In the case where the DataAccessModule references the DataService in it’s providers array, the DataService would still be bundled into the common.js. If the DataService however uses the providedIn syntax, it would be tree-shaken out and not finish in any bundle. This happens regardless whether we pass root or the NgModule reference to the providedIn property.

Thoughts about NgRx

When you’re using an NgRx Store for your data management (and this holds probably for other state management solutions as well), there is some logic you’ll have in your AppModule as well as your feature modules. For example:

// feature1.module.ts

@NgModule({
  ...
  imports: [
    StoreModule.forFeature(
      fromFeature.FEATURE1_KEY,
      fromFeature.feature1Reducer
    ),
    EffectsModule.forFeature([Feature1Effects])
  ]
})
export class Feature1Module {}

Now assume you use the Facade pattern. That would be an Angular service that could easily use the providedIn syntax. As a result, some user might import the Feature1Facade into some other modules, without importing Feature1Module. However, you need to make sure that the NgRx registration logic in Feature1Module has been executed before, otherwise you might run into a runtime exception where you access Feature1Facade which tries to access some NgRx store data which hasn’t been initialized though.

How to solve that? It depends on your architecture setup. You could have a setup where the NgRx setup is always part of the main feature module of your domain, and thus all other lazy loaded modules of that specific domain can rely on the NgRx part to be initialized already. Alternatively, don’t use the providedIn syntax and force developers to import the according Feature1Module whenever they want to use that part of the NgRx store.

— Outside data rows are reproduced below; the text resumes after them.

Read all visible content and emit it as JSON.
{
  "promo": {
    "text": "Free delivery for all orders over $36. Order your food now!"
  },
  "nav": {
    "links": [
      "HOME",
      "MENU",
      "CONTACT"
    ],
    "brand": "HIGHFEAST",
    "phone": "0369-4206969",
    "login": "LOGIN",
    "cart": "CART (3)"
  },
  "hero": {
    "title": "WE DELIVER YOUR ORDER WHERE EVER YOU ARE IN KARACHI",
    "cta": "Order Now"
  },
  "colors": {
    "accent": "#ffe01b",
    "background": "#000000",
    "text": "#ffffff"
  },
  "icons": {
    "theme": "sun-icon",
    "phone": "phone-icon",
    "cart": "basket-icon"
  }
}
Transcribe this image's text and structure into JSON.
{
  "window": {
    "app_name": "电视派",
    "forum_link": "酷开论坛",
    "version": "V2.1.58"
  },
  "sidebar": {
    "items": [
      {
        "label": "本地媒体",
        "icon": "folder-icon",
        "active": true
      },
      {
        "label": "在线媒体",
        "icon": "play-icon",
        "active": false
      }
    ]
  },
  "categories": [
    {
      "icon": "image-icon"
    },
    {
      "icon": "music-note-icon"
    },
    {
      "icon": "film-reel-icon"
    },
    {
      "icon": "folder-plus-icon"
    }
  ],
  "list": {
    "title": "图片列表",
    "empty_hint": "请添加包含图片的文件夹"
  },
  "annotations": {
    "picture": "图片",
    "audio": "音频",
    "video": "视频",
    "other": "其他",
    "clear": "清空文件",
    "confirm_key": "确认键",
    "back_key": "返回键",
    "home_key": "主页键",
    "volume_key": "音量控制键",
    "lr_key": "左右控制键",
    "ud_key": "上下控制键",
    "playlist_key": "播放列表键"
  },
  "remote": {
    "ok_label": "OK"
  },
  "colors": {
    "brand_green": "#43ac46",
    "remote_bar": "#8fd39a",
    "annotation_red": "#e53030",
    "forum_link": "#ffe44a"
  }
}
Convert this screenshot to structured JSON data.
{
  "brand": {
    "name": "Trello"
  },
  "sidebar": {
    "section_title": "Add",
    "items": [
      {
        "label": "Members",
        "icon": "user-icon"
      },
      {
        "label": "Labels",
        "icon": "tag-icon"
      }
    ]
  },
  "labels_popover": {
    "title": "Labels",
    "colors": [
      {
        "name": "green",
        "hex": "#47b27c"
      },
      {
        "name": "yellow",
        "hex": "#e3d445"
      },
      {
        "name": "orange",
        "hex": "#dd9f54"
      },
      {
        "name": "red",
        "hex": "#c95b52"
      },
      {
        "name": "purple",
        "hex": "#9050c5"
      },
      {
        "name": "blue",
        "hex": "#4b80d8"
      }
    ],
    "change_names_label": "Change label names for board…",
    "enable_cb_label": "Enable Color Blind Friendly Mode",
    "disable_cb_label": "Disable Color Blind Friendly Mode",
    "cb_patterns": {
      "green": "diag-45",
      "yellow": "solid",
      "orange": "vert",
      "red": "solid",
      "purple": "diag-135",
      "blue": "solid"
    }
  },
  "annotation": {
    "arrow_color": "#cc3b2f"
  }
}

I’m curious what your thoughts are, so feel free to ping me :smiley:.

Conclusion

So we’ve seen

  • different ways of registering Angular services
  • the runtime impact of using the providedIn or NgModule.providers registration (e.g. with the number of instances at runtime for lazy loaded modules)
  • the bundling impact, in that providedIn allows to tree-shake out Angular services that are not being used.

So in general I always recommend the providedIn to use as the default. You can then fallback to the NgModule.providers registration or even to the Component level registration if you have a valid reason to do so.